Our banking sector comes across as a star, according to a July 2009 report by the International Monetary Fund.  The IMF compared Canadian banks to a large basket of US, British, Swiss, Japanese and other international banks and determined that it was the conservative lending policies, capital funding from retail client deposits (which are more stable than wholesale funding models) and higher balance sheet liquidity that allowed our banks to withstand the financial tsunami.  Our banks were less leveraged, the retail client was a stable depositor and our sane mortgage model avoided the massive erosions of capital that plagued the US and British banks.  Ironically, prior to the crisis our banks were not the best capitalized on the list, landing in the third quartile; however our banks lost far less of their capital during the crisis than their international peers, many of whom saw capital declines of 70 to 85 percent and ran into the arms of government for relief funding.

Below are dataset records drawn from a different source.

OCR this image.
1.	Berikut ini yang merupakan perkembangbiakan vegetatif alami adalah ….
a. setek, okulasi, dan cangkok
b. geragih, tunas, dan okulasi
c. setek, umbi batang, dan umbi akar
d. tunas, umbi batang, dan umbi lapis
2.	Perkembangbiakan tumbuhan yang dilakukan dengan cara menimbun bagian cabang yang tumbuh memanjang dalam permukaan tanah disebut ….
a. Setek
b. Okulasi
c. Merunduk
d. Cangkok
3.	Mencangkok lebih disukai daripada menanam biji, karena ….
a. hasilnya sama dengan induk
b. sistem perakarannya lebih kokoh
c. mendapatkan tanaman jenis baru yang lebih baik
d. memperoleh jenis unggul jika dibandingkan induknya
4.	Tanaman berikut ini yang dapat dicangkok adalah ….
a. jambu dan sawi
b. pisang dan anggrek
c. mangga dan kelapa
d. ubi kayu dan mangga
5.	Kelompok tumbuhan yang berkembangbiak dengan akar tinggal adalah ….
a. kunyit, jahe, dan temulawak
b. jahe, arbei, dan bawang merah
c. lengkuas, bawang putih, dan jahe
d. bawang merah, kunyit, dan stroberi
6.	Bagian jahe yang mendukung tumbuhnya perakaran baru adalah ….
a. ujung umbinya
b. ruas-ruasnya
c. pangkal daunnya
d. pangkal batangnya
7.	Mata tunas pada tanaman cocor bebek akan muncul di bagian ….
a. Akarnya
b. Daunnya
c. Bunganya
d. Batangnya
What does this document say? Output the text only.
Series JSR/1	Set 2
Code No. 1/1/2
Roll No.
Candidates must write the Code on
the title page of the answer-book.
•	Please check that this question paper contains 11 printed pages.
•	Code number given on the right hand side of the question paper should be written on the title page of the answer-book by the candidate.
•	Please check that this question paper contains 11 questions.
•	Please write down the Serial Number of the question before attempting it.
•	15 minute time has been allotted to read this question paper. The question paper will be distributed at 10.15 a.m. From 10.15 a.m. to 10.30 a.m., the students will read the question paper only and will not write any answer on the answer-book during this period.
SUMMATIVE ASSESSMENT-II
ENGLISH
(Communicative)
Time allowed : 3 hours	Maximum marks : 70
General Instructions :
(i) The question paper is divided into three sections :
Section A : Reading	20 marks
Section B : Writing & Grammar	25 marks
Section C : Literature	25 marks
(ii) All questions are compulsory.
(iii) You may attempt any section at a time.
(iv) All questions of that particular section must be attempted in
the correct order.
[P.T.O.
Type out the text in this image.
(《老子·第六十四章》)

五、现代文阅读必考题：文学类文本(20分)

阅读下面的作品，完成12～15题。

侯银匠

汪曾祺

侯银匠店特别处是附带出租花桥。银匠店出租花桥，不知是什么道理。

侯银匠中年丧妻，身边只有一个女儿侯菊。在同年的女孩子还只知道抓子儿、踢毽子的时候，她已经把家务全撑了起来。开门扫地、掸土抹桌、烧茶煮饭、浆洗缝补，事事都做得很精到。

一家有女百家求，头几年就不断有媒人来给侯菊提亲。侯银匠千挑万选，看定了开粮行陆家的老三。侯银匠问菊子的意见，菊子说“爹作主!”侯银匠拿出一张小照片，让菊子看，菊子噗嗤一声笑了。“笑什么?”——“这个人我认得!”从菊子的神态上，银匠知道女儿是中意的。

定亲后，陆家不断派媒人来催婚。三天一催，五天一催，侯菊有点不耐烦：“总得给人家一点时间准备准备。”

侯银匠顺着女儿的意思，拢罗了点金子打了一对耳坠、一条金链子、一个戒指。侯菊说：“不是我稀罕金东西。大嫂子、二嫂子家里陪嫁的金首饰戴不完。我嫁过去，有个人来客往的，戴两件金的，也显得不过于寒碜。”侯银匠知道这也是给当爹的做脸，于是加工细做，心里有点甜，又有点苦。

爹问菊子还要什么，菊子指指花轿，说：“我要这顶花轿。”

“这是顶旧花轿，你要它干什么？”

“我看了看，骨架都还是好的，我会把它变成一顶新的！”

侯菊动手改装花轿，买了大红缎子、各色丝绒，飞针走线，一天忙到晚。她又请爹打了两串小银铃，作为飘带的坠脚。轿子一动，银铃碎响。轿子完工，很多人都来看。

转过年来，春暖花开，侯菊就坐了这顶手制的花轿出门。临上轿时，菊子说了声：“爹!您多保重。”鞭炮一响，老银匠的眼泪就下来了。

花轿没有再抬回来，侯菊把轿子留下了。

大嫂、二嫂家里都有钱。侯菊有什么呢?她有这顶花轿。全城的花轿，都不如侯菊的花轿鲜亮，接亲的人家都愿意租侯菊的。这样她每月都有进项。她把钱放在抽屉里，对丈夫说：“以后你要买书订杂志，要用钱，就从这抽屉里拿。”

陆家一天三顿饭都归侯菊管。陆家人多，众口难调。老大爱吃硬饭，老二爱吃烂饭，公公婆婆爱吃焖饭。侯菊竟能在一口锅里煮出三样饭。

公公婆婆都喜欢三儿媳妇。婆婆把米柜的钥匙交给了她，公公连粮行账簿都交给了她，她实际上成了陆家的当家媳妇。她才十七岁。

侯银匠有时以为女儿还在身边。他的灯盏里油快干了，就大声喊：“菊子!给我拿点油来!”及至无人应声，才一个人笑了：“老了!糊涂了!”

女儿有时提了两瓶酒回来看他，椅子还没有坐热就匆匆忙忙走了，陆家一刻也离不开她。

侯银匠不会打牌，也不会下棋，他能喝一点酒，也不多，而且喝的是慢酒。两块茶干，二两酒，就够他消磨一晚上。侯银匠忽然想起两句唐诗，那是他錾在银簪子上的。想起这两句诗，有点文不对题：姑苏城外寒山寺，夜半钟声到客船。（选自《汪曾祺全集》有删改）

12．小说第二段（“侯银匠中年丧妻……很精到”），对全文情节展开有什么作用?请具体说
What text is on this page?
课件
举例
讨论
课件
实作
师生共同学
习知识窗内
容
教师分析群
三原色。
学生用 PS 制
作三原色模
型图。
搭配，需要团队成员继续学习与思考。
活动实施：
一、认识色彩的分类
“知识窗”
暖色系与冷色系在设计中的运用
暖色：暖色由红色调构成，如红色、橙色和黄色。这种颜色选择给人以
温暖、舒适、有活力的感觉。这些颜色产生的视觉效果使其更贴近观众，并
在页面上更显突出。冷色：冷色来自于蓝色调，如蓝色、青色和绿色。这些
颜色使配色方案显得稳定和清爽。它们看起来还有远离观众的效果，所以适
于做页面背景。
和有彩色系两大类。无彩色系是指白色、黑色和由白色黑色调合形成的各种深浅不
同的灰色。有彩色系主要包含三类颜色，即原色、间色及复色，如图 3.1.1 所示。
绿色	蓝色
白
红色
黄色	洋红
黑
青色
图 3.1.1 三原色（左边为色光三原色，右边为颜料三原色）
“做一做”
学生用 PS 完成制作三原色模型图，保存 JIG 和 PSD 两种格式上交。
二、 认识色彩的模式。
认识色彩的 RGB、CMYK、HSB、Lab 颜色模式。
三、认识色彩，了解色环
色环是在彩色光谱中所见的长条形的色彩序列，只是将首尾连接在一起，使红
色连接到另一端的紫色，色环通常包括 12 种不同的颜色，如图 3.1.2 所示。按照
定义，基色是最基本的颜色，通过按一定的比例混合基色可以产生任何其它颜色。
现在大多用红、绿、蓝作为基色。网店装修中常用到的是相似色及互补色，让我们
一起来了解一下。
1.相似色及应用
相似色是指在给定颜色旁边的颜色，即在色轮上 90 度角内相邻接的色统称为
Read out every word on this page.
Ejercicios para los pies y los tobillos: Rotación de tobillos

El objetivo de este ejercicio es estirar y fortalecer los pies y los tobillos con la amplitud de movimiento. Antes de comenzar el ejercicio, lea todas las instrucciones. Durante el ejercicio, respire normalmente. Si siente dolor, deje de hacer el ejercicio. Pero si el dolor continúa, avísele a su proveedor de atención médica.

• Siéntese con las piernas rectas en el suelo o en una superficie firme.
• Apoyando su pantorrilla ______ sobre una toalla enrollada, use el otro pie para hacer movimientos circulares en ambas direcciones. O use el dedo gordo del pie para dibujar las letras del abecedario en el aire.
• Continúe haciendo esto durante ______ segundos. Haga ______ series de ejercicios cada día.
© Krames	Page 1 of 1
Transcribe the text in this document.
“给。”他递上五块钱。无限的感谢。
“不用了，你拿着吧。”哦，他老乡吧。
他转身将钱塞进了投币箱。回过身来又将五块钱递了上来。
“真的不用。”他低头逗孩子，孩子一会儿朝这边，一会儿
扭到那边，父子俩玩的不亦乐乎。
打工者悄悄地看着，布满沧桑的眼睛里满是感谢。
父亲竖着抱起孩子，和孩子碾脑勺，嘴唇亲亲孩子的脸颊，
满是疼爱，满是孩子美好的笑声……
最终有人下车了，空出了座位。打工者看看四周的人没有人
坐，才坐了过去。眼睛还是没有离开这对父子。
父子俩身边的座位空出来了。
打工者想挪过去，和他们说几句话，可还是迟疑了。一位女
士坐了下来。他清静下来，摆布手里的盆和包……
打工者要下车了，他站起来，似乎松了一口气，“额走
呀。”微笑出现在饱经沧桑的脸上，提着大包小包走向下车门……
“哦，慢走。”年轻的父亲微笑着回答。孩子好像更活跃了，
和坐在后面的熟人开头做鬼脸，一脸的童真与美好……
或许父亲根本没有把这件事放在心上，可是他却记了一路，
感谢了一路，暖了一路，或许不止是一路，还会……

The IMF report highlights that Canadian banks were exemplary in their limited exposure to troubled U.S. assets.  While many international banks snapped up U.S. mortgage-backed securities because of their high rates of return (supposedly) the Canadian banks held their mortgages rather than packaged and traded them, so they had less liquidity for investment in riskier vehicles and had the incentive to make sure that the loans they were making were of high quality.  Canada’s regulatory environment also has more stringent capital requirements that gave our banks a more stable equity base when the capital markets started to slide.
The great irony is that what saved our banks over the past two years is exactly what our banks used to be criticized for; too stodgy, focused at home, and too small to compete effectively in international capital markets for big deals.  Going forward, if the US re-regulates the banking industry to look like what it did at the end of the 1970s then the American banks are likely to look and behave a lot more like Canadian ones.  If US banks re-trench in this way, then perhaps the Chinese and Indian banks will be the big risk-takers in the next wave of international finance.
Readers already know that Canada’s national debt and annual federal deficit are lower than those of the European Community and substantially below the US deficit for fiscal 2009, estimated at 10% of GDP.  The corresponding figure for Canada is estimated at 3% of GDP, which even at $50 billion is still far less on a percentage basis than most of the deficits of the 1980s.
Politicians are often counseled not to waste a good crisis, and this one offers many opportunities to fix longstanding structural problems in Canadian economic policy because we are in a stronger position than most of our OECD competitors.  Canada had better shape us fast, though, because our true challengers of the 21st century are China and India, not the US and Europe.  The sooner we learn how to position ourselves to trade with these two giants the better, and we can learn to do so while our old-world competitors are still digging themselves out of a far deeper hole than ours.